With at least three of the Court’s four liberal Justices dissenting, the Supreme Court refused to intervene in a case involving Florida felon voting rights, with big implications for voting in November.
The procedural path of this case is complex, and laid out well in Justice Sotomayor’s dissent for herself and Justices Kagan and Ginsburg. (Justices don’t always note their dissents in these cases. It is possible that the other liberal on the Court, Justice Breyer, also dissented but did not note it. He might have voted with the majority or he might have been out and not vote on this at all. Or a conservative Justice could have dissented and not noted it, although that seems highly unlikely given the pattern I describe below.)
Speaking very roughly, voters in Florida overwhelmingly and on a bipartisan vote approved a constitutional amendment that restored Florida felon voting rights after the completion of their sentences. (This affects, as I understand it, over 750,000 and potentially up to 1 million people.) The Florida legislature then came back and passed a law saying that reenfranchisement could not happen until these felons had paid all their outstanding fees and fines connected to their service, but Florida does not have a central list of such fees and fines. This meant that ex-felons seeking to register if they thought they had no outstanding fines would be risking committing a new felony if they guessed wrong. The trial court found this a due process violation, and that seems a very strong argument. (The argument that this Florida law also is a poll tax on the indigent seems much more uncertain.)
The court issued an injunction barring Florida from enforcing the law, and an Eleventh Circuit panel expedited consideration of the case for oral argument. Then the entire 11th Circuit took the case en banc and issued a stay of the district court’s order. This meant that Florida could enforce its law until the appeal was resolved. Given the timing of the appeal as set by the en banc court, it likely would be too late for these voters to register to vote in time for November’s elections.

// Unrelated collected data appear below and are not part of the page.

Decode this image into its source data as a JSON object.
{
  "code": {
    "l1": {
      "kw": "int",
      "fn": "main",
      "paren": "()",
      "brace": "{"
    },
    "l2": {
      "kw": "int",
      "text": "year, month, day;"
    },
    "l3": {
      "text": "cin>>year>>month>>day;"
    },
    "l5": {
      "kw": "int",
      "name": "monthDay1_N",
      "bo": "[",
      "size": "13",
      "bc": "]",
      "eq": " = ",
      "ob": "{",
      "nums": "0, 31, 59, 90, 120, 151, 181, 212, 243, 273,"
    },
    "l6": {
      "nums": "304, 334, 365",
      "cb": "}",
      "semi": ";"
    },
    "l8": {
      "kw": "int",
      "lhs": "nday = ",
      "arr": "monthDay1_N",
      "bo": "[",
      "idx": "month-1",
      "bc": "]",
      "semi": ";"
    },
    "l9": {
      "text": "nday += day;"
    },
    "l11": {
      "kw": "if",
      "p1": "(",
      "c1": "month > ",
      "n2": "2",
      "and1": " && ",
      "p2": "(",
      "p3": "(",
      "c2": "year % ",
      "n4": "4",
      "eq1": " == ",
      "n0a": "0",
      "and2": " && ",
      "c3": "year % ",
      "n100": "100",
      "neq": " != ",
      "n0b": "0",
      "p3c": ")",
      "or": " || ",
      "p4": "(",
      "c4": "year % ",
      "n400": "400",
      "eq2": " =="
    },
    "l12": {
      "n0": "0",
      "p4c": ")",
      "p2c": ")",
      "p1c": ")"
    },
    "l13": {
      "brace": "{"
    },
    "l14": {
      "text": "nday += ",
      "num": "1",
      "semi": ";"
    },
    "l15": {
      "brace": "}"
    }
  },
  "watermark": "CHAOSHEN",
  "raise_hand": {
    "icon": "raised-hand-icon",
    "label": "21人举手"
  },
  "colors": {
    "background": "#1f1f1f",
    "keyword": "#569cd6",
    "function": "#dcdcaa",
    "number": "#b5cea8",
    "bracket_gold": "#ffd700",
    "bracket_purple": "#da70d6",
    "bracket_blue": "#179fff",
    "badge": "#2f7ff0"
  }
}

The Supreme Court has now left that 11th Circuit stay order in place, once again siding against voting rights during a pandemic, and this time when the lower court had resolved this voting dispute with plenty of time before the November elections.

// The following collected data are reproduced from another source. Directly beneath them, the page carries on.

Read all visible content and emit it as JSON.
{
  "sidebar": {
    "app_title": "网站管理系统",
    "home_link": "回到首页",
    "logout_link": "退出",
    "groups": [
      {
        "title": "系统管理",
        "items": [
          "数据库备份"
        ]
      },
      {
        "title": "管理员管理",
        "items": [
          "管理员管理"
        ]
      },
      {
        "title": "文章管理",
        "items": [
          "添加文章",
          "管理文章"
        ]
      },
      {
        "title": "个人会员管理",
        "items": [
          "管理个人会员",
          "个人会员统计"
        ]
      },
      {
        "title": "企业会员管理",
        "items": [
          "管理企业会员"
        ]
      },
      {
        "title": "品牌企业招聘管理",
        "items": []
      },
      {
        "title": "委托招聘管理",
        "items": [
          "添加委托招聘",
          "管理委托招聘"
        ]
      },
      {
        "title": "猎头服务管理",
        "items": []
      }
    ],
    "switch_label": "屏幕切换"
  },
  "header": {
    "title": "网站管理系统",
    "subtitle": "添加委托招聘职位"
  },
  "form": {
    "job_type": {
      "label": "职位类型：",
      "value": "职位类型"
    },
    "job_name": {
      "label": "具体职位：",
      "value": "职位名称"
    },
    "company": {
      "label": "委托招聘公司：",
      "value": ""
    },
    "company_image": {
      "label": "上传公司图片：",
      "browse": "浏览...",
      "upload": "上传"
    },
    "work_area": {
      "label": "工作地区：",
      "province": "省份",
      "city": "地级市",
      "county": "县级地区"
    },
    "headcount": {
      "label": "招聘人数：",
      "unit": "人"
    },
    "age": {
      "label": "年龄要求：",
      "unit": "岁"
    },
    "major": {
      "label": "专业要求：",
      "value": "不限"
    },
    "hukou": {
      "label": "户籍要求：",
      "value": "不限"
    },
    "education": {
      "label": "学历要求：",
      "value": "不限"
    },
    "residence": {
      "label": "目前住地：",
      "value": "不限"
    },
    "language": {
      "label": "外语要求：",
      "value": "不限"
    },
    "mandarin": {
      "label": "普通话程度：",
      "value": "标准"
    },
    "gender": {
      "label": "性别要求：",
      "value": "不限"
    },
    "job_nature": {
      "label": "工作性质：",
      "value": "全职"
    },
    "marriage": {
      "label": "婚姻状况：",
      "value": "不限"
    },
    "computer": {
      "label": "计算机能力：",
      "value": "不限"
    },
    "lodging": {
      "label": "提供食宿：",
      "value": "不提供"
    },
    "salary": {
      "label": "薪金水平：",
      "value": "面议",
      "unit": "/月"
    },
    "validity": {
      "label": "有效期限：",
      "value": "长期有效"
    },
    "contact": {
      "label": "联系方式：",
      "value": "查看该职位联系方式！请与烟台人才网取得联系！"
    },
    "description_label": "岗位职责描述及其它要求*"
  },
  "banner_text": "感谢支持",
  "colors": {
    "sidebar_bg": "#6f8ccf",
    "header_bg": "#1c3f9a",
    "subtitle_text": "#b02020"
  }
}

This is a consistent pattern at the Supreme Court. Conservatives on the Court have sided against voters now in emergency election-related litigation (on the so-called shadow docket) in every election case this season: Wisconsin, Alabama, Texas, and now Florida. Liberals have dissented in each of these cases (except perhaps Breyer in this one). I’ve argued that this is a very disturbing pattern for November. It also shows that Chief Justice Roberts is no swing voter when it comes to voting rights.
This case is perhaps the most consequential when it comes to election outcomes; Florida is a perennial swing state and the number of voters affected by this ruling is significant. But this case is even more important for what it says about the Court’s failure to protect voting rights in a pandemic. As Justice Sotomayor concluded her dissent:
This Court’s inaction continues a trend of condoning disfranchisement. Ironically, this Court has wielded Purcell as a reason to forbid courts to make voting safer during a pandemic, overriding two federal courts because any safety-related changes supposedly came too close to election day. See Republican National Committee v. Democratic National Committee, 589 U. S. ___ (2020) (per curiam). Now, faced with an appellate court stay that disrupts a legal status quo and risks immense disfranchisement—a situation that Purcell sought to avoid—the Court balks.